Las excusas que recitan al ser requeridos por la morosidad que arrastran son diversas: olvidos, descuidos del contador, persecución política… Lo cierto, no obstante, es que tales deudas no podrían haber llegado al extremo de convertirse en coactivas si sus titulares no hubiesen sido advertidos oportunamente de que estaban impagas.
El caso más escandaloso es el del excongresista Gustavo Espinoza, candidato a diputado por Lambayeque en las listas de Somos Perú. Su deuda, que data originalmente del 2000, asciende a S/233.000 y él declara que no la piensa pagar.
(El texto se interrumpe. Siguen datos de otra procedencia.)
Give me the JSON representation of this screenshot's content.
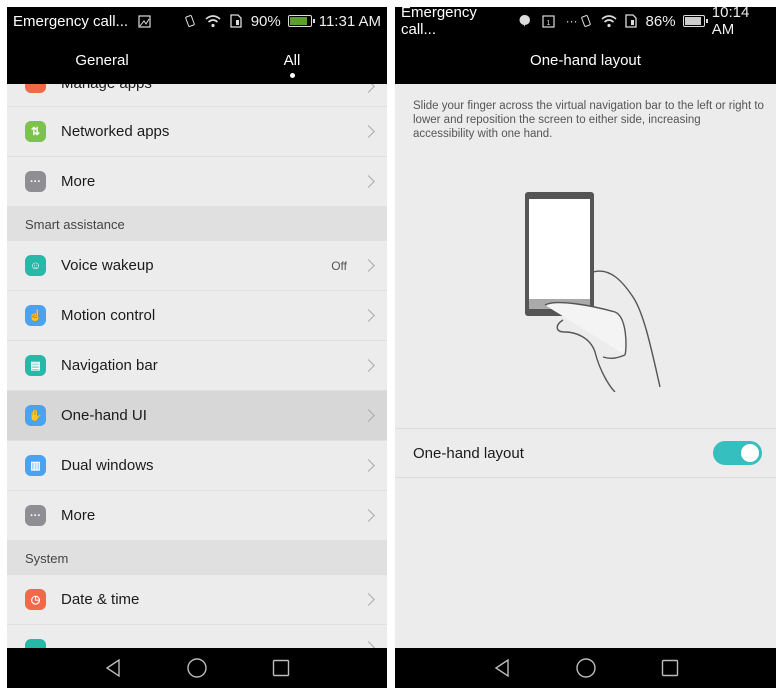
{
  "left_screen": {
    "status_bar": {
      "carrier_text": "Emergency call...",
      "notification_icons": [
        "image-icon"
      ],
      "system_icons": [
        "vibrate-icon",
        "wifi-icon",
        "sim-icon"
      ],
      "battery_percent": "90%",
      "battery_level": 0.9,
      "battery_charging": true,
      "time": "11:31 AM"
    },
    "tabs": [
      {
        "label": "General",
        "active": false
      },
      {
        "label": "All",
        "active": true
      }
    ],
    "list": {
      "partial_top_item": {
        "label": "Manage apps",
        "icon": "manage-apps-icon",
        "icon_color": "#f06a4a"
      },
      "items_group1": [
        {
          "label": "Networked apps",
          "icon": "networked-apps-icon",
          "icon_glyph": "⇅",
          "icon_color": "#7dc24b"
        },
        {
          "label": "More",
          "icon": "more-icon",
          "icon_glyph": "···",
          "icon_color": "#8e8e93"
        }
      ],
      "section_smart": "Smart assistance",
      "items_smart": [
        {
          "label": "Voice wakeup",
          "value": "Off",
          "icon": "voice-wakeup-icon",
          "icon_glyph": "☺",
          "icon_color": "#27b9a7"
        },
        {
          "label": "Motion control",
          "icon": "motion-control-icon",
          "icon_glyph": "☝",
          "icon_color": "#4aa3f0"
        },
        {
          "label": "Navigation bar",
          "icon": "navigation-bar-icon",
          "icon_glyph": "▤",
          "icon_color": "#27b9a7"
        },
        {
          "label": "One-hand UI",
          "icon": "one-hand-ui-icon",
          "icon_glyph": "✋",
          "icon_color": "#4aa3f0",
          "selected": true
        },
        {
          "label": "Dual windows",
          "icon": "dual-windows-icon",
          "icon_glyph": "▥",
          "icon_color": "#4aa3f0"
        },
        {
          "label": "More",
          "icon": "more-icon",
          "icon_glyph": "···",
          "icon_color": "#8e8e93"
        }
      ],
      "section_system": "System",
      "items_system": [
        {
          "label": "Date & time",
          "icon": "clock-icon",
          "icon_glyph": "◷",
          "icon_color": "#f06a4a"
        }
      ],
      "partial_bottom_icon_color": "#27b9a7"
    },
    "nav": {
      "back": "back-icon",
      "home": "home-icon",
      "recents": "recents-icon"
    }
  },
  "right_screen": {
    "status_bar": {
      "carrier_text": "Emergency call...",
      "notification_icons": [
        "hangouts-icon",
        "calendar-icon",
        "more-notifications-icon"
      ],
      "calendar_day": "1",
      "system_icons": [
        "vibrate-icon",
        "wifi-icon",
        "sim-icon"
      ],
      "battery_percent": "86%",
      "battery_level": 0.86,
      "battery_charging": false,
      "time": "10:14 AM"
    },
    "title": "One-hand layout",
    "description": "Slide your finger across the virtual navigation bar to the left or right to lower and reposition the screen to either side, increasing accessibility with one hand.",
    "toggle": {
      "label": "One-hand layout",
      "on": true,
      "color": "#36bfbf"
    },
    "nav": {
      "back": "back-icon",
      "home": "home-icon",
      "recents": "recents-icon"
    }
  }
}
Consultado sobre cómo solventará su campaña, Espinoza afirma que lo hará con dinero de su esposa, de sus hijos y de las empresas familiares. “Somos una familia de mucho dinero”, dice… Lo que solamente hace más clamorosa la falta en la que viene incurriendo hace tantos años.
Su caso, sin embargo, no es el único. Los postulantes al Congreso en esa misma situación asoman en múltiples partidos y alianzas (Avanza País, Podemos, Fuerza Popular, Venceremos, etc.), y llama la atención que tales organizaciones políticas parezcan estar dispuestas a perjudicarse con el descrédito de deudores cuyas postulaciones auspician. Si ellos no sienten vergüenza, las organizaciones que los presentan a las elecciones deberían forzarlos a actuar como si la tuvieran…
De otro modo, la pregunta que esta circunstancia nos obliga a plantearnos es: ¿si así proceden ahora que no tienen una situación ventajosa por ser congresistas, cómo se conducirán si salen elegidos?
Es preciso aclarar que, al ser contactados para la elaboración del informe de la Unidad de Investigación de este Diario, varios de los candidatos morosos ofrecieron saldar sus deudas a la brevedad. Pero aquí permaneceremos atentos para verificar que aquello no sea solo una promesa electoral.